From the summit, walk a very exposed 30 feet or so to the NE end of the summit and locate a pair of shiny bolts. From here it is 5 rappels to the ground. Contrary to what has been posted elsewhere, it is not 6 rappels and the so called "Fatty Metolius bolts" were never found nor are they needed. Below is a description of the descent route from the summit:
Rappel | Photo | Vertical Length | Description |
1 | 160 feet | Rap from the shiny bolts at the northeast end of the summit.

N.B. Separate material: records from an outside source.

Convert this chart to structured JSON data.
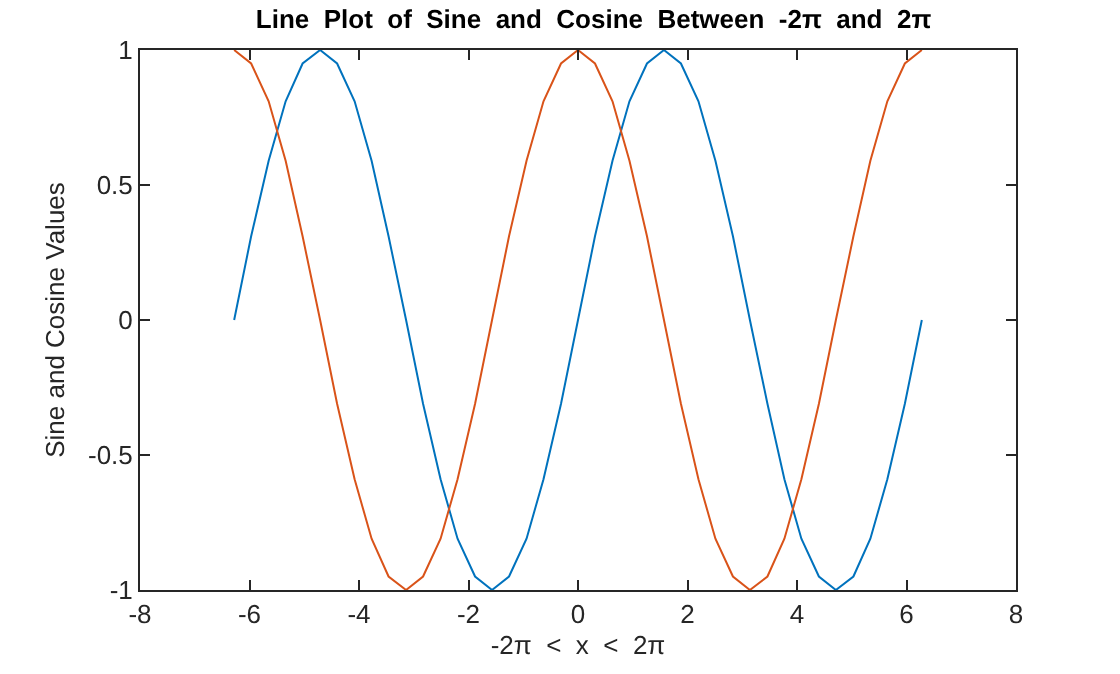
{
  "chart_data": {
    "type": "line",
    "title": "Line  Plot  of  Sine  and  Cosine  Between  -2π  and  2π",
    "xlabel": "-2π  <  x  <  2π",
    "ylabel": "Sine and Cosine Values",
    "x": [
      -6.28,
      -5.97,
      -5.65,
      -5.34,
      -5.03,
      -4.71,
      -4.4,
      -4.08,
      -3.77,
      -3.46,
      -3.14,
      -2.83,
      -2.51,
      -2.2,
      -1.88,
      -1.57,
      -1.26,
      -0.94,
      -0.63,
      -0.31,
      0,
      0.31,
      0.63,
      0.94,
      1.26,
      1.57,
      1.88,
      2.2,
      2.51,
      2.83,
      3.14,
      3.46,
      3.77,
      4.08,
      4.4,
      4.71,
      5.03,
      5.34,
      5.65,
      5.97,
      6.28
    ],
    "series": [
      {
        "color": "#0072bd",
        "values": [
          0,
          0.31,
          0.59,
          0.81,
          0.95,
          1,
          0.95,
          0.81,
          0.59,
          0.31,
          0,
          -0.31,
          -0.59,
          -0.81,
          -0.95,
          -1,
          -0.95,
          -0.81,
          -0.59,
          -0.31,
          0,
          0.31,
          0.59,
          0.81,
          0.95,
          1,
          0.95,
          0.81,
          0.59,
          0.31,
          0,
          -0.31,
          -0.59,
          -0.81,
          -0.95,
          -1,
          -0.95,
          -0.81,
          -0.59,
          -0.31,
          0
        ]
      },
      {
        "color": "#d95319",
        "values": [
          1,
          0.95,
          0.81,
          0.59,
          0.31,
          0,
          -0.31,
          -0.59,
          -0.81,
          -0.95,
          -1,
          -0.95,
          -0.81,
          -0.59,
          -0.31,
          0,
          0.31,
          0.59,
          0.81,
          0.95,
          1,
          0.95,
          0.81,
          0.59,
          0.31,
          0,
          -0.31,
          -0.59,
          -0.81,
          -0.95,
          -1,
          -0.95,
          -0.81,
          -0.59,
          -0.31,
          0,
          0.31,
          0.59,
          0.81,
          0.95,
          1
        ]
      }
    ],
    "xlim": [
      -8,
      8
    ],
    "xticks": [
      -8,
      -6,
      -4,
      -2,
      0,
      2,
      4,
      6,
      8
    ],
    "ylim": [
      -1,
      1
    ],
    "yticks": [
      -1,
      -0.5,
      0,
      0.5,
      1
    ]
  }
}
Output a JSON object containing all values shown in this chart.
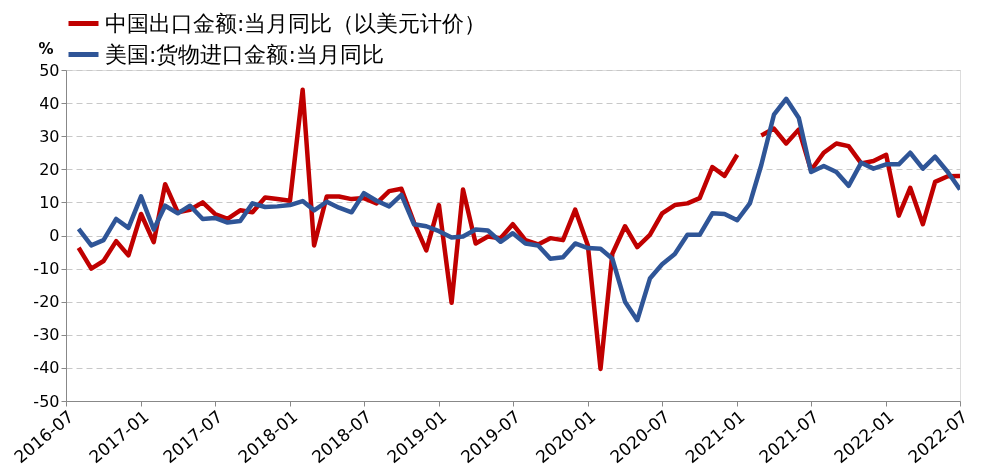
{
  "chart_data": {
    "type": "line",
    "ylabel": "%",
    "xlim": [
      "2016-07",
      "2022-07"
    ],
    "xticks": [
      "2016-07",
      "2017-01",
      "2017-07",
      "2018-01",
      "2018-07",
      "2019-01",
      "2019-07",
      "2020-01",
      "2020-07",
      "2021-01",
      "2021-07",
      "2022-01",
      "2022-07"
    ],
    "ylim": [
      -50,
      50
    ],
    "yticks": [
      -50,
      -40,
      -30,
      -20,
      -10,
      0,
      10,
      20,
      30,
      40,
      50
    ],
    "grid": "y",
    "legend": "top",
    "line_style": "solid",
    "marker": "none",
    "x": [
      "2016-08",
      "2016-09",
      "2016-10",
      "2016-11",
      "2016-12",
      "2017-01",
      "2017-02",
      "2017-03",
      "2017-04",
      "2017-05",
      "2017-06",
      "2017-07",
      "2017-08",
      "2017-09",
      "2017-10",
      "2017-11",
      "2017-12",
      "2018-01",
      "2018-02",
      "2018-03",
      "2018-04",
      "2018-05",
      "2018-06",
      "2018-07",
      "2018-08",
      "2018-09",
      "2018-10",
      "2018-11",
      "2018-12",
      "2019-01",
      "2019-02",
      "2019-03",
      "2019-04",
      "2019-05",
      "2019-06",
      "2019-07",
      "2019-08",
      "2019-09",
      "2019-10",
      "2019-11",
      "2019-12",
      "2020-01",
      "2020-02",
      "2020-03",
      "2020-04",
      "2020-05",
      "2020-06",
      "2020-07",
      "2020-08",
      "2020-09",
      "2020-10",
      "2020-11",
      "2020-12",
      "2021-01",
      "2021-02",
      "2021-03",
      "2021-04",
      "2021-05",
      "2021-06",
      "2021-07",
      "2021-08",
      "2021-09",
      "2021-10",
      "2021-11",
      "2021-12",
      "2022-01",
      "2022-02",
      "2022-03",
      "2022-04",
      "2022-05",
      "2022-06",
      "2022-07"
    ],
    "series": [
      {
        "name": "中国出口金额:当月同比（以美元计价）",
        "color": "#c00000",
        "values": [
          -3.7,
          -10,
          -7.7,
          -1.7,
          -6,
          6.5,
          -2,
          15.5,
          7,
          7.8,
          10,
          6.5,
          5,
          7.6,
          7,
          11.5,
          11,
          10.5,
          44,
          -3,
          11.8,
          11.8,
          11,
          11.3,
          9.7,
          13.4,
          14.1,
          3.9,
          -4.5,
          9.2,
          -20.3,
          13.9,
          -2.4,
          -0.3,
          -0.8,
          3.4,
          -1.4,
          -2.7,
          -0.8,
          -1.4,
          7.8,
          -3,
          -40.3,
          -5.5,
          2.8,
          -3.5,
          0.2,
          6.7,
          9.2,
          9.7,
          11.3,
          20.7,
          18,
          24.4,
          null,
          30.2,
          32.3,
          27.8,
          32,
          19.7,
          25,
          27.8,
          27,
          21.8,
          22.5,
          24.4,
          6,
          14.4,
          3.4,
          16.2,
          17.9,
          18
        ]
      },
      {
        "name": "美国:货物进口金额:当月同比",
        "color": "#2f5597",
        "values": [
          2,
          -3,
          -1.4,
          5,
          2.3,
          11.8,
          1.8,
          9,
          6.7,
          9,
          5,
          5.3,
          3.9,
          4.4,
          9.7,
          8.6,
          8.8,
          9.2,
          10.4,
          7.6,
          10.2,
          8.4,
          7,
          12.8,
          10.5,
          8.8,
          12.3,
          3.4,
          2.8,
          1.3,
          -0.6,
          -0.3,
          1.8,
          1.5,
          -1.9,
          0.7,
          -2.4,
          -3,
          -7,
          -6.6,
          -2.4,
          -3.8,
          -4,
          -7,
          -20,
          -25.6,
          -13,
          -8.7,
          -5.6,
          0.2,
          0.2,
          6.7,
          6.5,
          4.6,
          9.7,
          21.3,
          36.5,
          41.3,
          35.5,
          19.2,
          21,
          19.2,
          15,
          22,
          20.2,
          21.5,
          21.5,
          25,
          20.2,
          23.8,
          19.2,
          13.9
        ]
      }
    ]
  }
}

Try to work slightly to the climbers left and locate the second set of bolts on a small ledge. | |
2 | 170 feet | Rap from the second set of god bolts to the large grassy ledge below. Pass by some old slings around a chalkstone on the way down. Once on the ledge walk 50 feet along the ledge to the south and locate the next anchor above a chimney. It's exposed clipping the anchor. Do not rappel into the huge gully below! | |
3 | 180 feet | Rap from the anchor over the void. One of the hangers is homemade hanger and the other is a modern ring bolt. Pass up the large grassy ledge (Second Terrace) at about 160 feet and aim for the big horn about 20' below. Just below this horn are the next bolts and there is a small ledge to stand on | |
4 | 200 feet | Rap from the bolts just below the second terrace down over a vertical drop to the first terrace which is the huge ledge at the top of the first pitch. The final set of bolts is about 30 feet to the climbers right. This is the longest rappel and your double 60 meter ropes should barely make it. | |
5 | 180 feet | Rap from the final set of bolts to the ground. This final rappel brings you very close to the start of the route so you do not have to carry all your gear up the climb. You can pick up extra approach gear you left at the base after this final rappel with only a few minutes of extra effort. Watch for the goats and marmots who like to chew up gear though! |
Two sets of BD Camelots 0.3" - 3", a set of stoppers and hexes up to three inches will get the job done. Helmets are recommended as always. Lots of people on this route. Snow is found on the approach until mid-June so ice axes, snowshoes, crampons etc. may be needed in early season.